The seven counts charged that defendant: (1) failed to install line brattices for ventilation at the entry to the mine (30 U.S.C. § 863(c)(1)); (2) had no ventilation plan in place (30 U.S.C. § 863(o)); (3) made false certifications on ATF Form 5400.4 in an explosives purchase (18 U.S.C. § 842(a)); (4) failed to provide a "high voltage fused disconnect" on the high voltage power line being used at the mine (30 C.F.R. § 77.800); (5) removed the frame grounds from the two battery chargers and from the 200-amp circuit breaker box supplying power to the mine fan and water pump (30 C.F.R. § 77.700); (6) failed to conduct preshift inspections of the mine (30 U.S.C. § 863(d)); and (7) stored 81 sticks of dynamite and 31 electric detonators in the scoop of a mine tractor close to an energized coal drill (30 C.F.R. § 75.1313).
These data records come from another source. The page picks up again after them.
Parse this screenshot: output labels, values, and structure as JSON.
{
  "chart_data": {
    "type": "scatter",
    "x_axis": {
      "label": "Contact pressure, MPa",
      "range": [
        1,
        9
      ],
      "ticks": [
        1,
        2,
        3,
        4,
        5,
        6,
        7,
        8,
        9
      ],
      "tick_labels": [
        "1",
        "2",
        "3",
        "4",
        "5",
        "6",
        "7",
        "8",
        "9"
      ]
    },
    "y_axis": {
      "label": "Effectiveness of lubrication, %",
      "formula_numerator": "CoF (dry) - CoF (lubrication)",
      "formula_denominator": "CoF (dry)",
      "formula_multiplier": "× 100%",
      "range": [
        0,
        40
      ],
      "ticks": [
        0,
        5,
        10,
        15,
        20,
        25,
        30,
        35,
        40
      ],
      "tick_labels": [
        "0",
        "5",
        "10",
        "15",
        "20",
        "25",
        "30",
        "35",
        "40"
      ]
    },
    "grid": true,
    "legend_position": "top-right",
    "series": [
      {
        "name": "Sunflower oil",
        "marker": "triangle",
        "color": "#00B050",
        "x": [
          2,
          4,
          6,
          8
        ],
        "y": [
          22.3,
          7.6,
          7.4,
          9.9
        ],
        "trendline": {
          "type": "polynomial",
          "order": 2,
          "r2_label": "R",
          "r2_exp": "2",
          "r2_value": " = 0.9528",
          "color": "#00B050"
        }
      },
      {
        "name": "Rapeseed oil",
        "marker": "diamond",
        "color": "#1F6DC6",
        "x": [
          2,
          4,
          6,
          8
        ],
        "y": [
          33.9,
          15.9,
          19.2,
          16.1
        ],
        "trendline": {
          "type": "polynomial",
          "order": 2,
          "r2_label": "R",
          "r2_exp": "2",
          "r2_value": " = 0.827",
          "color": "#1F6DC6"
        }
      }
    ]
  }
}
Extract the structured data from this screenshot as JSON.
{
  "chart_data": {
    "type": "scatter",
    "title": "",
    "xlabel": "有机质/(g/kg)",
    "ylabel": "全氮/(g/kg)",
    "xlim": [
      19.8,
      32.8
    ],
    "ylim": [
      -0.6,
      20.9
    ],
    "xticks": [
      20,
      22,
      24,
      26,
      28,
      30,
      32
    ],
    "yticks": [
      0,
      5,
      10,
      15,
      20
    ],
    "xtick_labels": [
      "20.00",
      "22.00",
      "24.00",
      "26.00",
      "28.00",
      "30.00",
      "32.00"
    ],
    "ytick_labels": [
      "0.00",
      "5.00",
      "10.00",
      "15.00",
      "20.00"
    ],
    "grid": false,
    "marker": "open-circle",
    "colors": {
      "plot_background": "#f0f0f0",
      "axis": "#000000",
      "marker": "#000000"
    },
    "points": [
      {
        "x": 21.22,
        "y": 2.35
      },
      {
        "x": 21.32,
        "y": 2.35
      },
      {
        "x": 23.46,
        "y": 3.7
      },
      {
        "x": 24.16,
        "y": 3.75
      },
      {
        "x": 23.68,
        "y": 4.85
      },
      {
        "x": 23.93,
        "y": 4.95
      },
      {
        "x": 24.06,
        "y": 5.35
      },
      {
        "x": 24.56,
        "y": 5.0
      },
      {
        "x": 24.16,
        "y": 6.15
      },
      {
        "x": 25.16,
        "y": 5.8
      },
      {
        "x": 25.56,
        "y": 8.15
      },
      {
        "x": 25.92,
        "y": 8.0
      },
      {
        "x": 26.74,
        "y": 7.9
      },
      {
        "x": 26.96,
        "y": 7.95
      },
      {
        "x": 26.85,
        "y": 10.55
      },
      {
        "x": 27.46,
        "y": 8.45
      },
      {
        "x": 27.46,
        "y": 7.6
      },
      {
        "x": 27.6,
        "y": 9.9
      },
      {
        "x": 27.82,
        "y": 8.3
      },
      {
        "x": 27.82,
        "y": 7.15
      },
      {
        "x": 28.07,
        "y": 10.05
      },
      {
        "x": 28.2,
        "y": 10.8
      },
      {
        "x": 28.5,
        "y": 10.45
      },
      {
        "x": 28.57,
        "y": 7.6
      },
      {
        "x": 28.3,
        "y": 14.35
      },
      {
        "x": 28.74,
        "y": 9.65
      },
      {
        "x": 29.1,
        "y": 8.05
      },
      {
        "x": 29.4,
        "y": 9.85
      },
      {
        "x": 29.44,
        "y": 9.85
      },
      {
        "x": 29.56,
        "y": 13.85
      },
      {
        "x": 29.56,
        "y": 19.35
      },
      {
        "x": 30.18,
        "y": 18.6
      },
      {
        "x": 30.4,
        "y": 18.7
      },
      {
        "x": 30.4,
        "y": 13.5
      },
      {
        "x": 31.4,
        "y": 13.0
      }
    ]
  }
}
The indictment also cited 30 U.S.C. § 820(d), which permits criminal penalties for willful violations of mining safety standards
The Federal Mine Safety and Health Act of 1977 superseded the Federal Coal Mine Health and Safety Act of 1969, but retained Congress' original findings and made only a technical amendment to the jurisdictional section. See 30 U.S.C.A. §§ 801, 803
Item 9 is the box defendant checked showing his use of the explosives for mining
That section provides: "A ventilation system and methane and dust control plan and revisions thereof suitable to the conditions and the mining system of the coal mine and approved by the Secretary shall be adopted by the operator and set out in printed form."